Il a, par ailleurs, souligné que l'approvisionnement en eau s'est récemment améliorée au niveau des wilayas du Sud, notamment grâce au renforcement de l'exploitation des eaux souterraines, appuyée par des stations de déminéralisation à Tindouf et Tamanrasset, ainsi qu'au réseau de grands transferts qui permet aux wilayas enregistrant un déficit de couvrir leurs besoins en cette ressource vitale.
Evoquant la pluviométrie enregistrée à l'échelle nationale durant l'année en cours, le ministre a relevé qu'elle a permis une nette amélioration du taux de remplissage des barrages en exploitation, lequel a atteint plus de 60 %, certains d'entre eux ayant même dépassé les 100 % grâce aux dernières précipitations, ce qui a également favorisé la régénération de plusieurs grands puits, impactant positivement le service public de distribution de l'eau potable à travers le pays.
Sillonnant les pavillons du salon, le ministre a salué les jeunes compétences nationales ainsi que les moyens technologiques et équipements désormais intégrés tout au long du processus d’exploitation des ressources en eau, à l’instar des compteurs intelligents et des dispositifs électroniques permettant une gestion intelligente à distance, la collecte de données, l’économie d’eau et la lutte contre les fuites.
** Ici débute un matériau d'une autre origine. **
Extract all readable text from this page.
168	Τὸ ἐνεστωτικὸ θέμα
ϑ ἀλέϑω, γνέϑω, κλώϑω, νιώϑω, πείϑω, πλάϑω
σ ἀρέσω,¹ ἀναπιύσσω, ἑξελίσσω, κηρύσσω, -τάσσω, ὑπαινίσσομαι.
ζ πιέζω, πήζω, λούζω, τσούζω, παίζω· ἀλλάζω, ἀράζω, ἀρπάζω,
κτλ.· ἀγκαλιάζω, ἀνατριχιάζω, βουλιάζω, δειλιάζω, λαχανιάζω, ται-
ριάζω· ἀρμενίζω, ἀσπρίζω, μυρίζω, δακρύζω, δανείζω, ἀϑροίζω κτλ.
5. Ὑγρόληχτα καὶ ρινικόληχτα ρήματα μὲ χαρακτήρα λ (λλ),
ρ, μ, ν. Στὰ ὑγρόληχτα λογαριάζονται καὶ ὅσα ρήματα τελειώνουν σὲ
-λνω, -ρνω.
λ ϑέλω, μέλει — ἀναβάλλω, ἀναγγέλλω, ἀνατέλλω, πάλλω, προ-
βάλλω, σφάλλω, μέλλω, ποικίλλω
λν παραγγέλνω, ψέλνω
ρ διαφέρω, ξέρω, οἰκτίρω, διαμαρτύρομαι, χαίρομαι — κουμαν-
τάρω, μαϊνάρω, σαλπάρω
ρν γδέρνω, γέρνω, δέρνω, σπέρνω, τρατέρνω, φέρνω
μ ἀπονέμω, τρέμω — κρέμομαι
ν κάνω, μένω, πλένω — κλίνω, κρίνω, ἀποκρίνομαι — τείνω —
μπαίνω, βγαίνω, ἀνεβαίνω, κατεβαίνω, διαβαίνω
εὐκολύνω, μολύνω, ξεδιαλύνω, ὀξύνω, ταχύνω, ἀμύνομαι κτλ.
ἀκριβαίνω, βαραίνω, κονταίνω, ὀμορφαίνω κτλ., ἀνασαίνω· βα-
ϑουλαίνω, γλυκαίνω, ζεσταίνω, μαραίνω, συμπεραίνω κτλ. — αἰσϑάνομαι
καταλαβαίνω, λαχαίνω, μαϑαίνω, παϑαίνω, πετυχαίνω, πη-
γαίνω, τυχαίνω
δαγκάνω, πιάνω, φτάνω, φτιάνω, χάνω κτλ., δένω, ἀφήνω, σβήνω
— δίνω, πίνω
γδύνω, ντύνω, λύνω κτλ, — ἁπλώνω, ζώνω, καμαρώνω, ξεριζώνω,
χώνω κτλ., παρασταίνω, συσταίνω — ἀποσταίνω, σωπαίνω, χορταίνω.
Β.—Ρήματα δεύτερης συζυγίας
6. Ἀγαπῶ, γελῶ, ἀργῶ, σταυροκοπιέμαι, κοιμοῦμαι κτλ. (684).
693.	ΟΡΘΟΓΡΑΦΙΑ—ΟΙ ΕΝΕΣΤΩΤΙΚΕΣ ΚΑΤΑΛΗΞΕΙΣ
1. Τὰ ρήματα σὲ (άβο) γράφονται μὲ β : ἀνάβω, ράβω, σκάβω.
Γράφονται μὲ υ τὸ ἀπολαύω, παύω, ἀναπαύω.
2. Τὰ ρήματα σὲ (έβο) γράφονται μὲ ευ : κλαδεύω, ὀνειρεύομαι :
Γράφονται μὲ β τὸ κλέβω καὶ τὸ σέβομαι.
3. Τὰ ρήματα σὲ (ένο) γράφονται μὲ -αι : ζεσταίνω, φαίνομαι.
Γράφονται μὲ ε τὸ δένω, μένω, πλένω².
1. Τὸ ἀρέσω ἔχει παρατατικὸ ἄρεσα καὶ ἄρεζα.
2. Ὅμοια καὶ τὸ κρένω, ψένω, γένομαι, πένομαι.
Entre autres stands visités, celui de l’Agence nationale des ressources hydriques (ANRH), son directeur général, Houcine Benmouffok, ayant présenté les principaux projets et études supervisés par l’organisme, à l’instar de l’élaboration de plans relatifs à la protection des villes exposées aux inondations, reposant sur des modèles avancés.
Après avoir écouté un exposé sur les activités de l'Entreprise algérienne de dessalement de l'eau (EADE), filiale du groupe Sonatrach, ainsi que ses réalisations et projets stratégiques, le ministre a salué le rôle central de cette entreprise dans le renforcement de la sécurité hydrique nationale et l’appui des efforts de l’Etat visant à garantir un approvisionnement durable en eau.
A cette occasion, la Société des eaux et de l’assainissement d’Alger (SEAAL) a lancé son application «Qotra AI», destinée à la gestion numérique des réseaux au moyen de l’intelligence artificielle, afin d’optimiser la distribution de l’eau, de détecter les pannes sur les réseaux et de signaler en cas de fuites, de manière à garantir la continuité du service.
Ce salon, qui se poursuit jusqu’au 4 juin en cours avec la participation de 170 exposants représentant 16 pays, offre un espace d’échange d’expertises et de présentation des dernières solutions et technologies dédiées au développement du secteur de l’eau et à la protection de l’environnement.